STATISTICAL BRIEFING: WHICH TEST?

Which statistical test to use is one of the most common questions asked of statisticians. When we are aiming to compare two groups (or compare one group to reference value), the answer to this question depends on the source and type of data. Sources of data include independent groups and related groups. Examples of independent data groups include those obtained from males and females or from patients randomly assigned to different treatments. Examples of related (paired) data groups include those obtained from matched subjects (e.g., identical twins) or the same subjects under different conditions, such as measurements made before and after treatment. Types of data include categorical, ordinal, and continuous. For the purposes of most statistical tests, continuous data are divided into those that have a Normal distribution and those that do not.
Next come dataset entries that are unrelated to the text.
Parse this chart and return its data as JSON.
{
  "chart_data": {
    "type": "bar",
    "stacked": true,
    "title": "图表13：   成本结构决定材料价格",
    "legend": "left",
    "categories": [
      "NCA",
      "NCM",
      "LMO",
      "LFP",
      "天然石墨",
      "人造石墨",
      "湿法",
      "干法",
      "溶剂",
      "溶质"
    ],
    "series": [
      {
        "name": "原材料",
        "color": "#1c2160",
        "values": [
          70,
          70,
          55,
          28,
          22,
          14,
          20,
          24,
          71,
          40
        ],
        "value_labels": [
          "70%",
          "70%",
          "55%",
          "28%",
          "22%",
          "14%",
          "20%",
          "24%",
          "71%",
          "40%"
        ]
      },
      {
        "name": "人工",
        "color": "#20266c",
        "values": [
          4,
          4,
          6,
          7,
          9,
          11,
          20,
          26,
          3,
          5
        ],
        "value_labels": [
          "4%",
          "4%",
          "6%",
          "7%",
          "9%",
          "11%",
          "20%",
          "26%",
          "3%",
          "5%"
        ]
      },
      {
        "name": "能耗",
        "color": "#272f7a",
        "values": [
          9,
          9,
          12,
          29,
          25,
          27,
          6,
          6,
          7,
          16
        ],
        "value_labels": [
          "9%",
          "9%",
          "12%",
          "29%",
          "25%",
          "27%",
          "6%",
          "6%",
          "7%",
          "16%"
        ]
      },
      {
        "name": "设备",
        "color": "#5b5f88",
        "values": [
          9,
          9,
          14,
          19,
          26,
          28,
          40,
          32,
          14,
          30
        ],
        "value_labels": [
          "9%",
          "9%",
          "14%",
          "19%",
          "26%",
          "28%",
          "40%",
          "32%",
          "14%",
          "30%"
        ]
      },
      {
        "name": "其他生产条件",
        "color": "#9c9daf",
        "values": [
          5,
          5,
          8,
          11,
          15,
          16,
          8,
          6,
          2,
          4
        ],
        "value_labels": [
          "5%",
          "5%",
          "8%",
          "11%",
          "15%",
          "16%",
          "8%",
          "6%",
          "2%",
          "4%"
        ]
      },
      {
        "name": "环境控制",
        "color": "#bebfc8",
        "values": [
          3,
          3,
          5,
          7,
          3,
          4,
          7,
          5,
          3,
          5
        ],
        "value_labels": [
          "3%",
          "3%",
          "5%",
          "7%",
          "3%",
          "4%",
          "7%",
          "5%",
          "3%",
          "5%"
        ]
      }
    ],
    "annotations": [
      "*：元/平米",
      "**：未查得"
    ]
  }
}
Table 1 summarizes appropriate statistical tests for various combinations of data source and type. Continuous data with a normal distribution should be tested using parametric methods, such as the t-test. Even if the data do not appear normally distributed, or there are marked differences in the variance of two groups of data, it may be possible to transform the data by taking the logarithm, square root or reciprocal in such a way as to make the data fit a normal distribution and correct any differences in variance. To change the scale by transformation is not cheating. Rather it is a legitimate way of enabling use of parametric tests, which are preferred because they provide results with higher levels of significance than nonparametric tests for the same sample size. When suitable transformation is not possible, the data should be treated like ordinal data and tested using nonparametric methods, such as the Mann–Whitney test. Of the various mistakes that can occur when selecting a statistical test, it appears that applying a parametric test to ordinal data is one of the most common. This mistake can potentially lead to the erroneous conclusion that a significant difference exists (type 1 error), although that outcome is infrequent.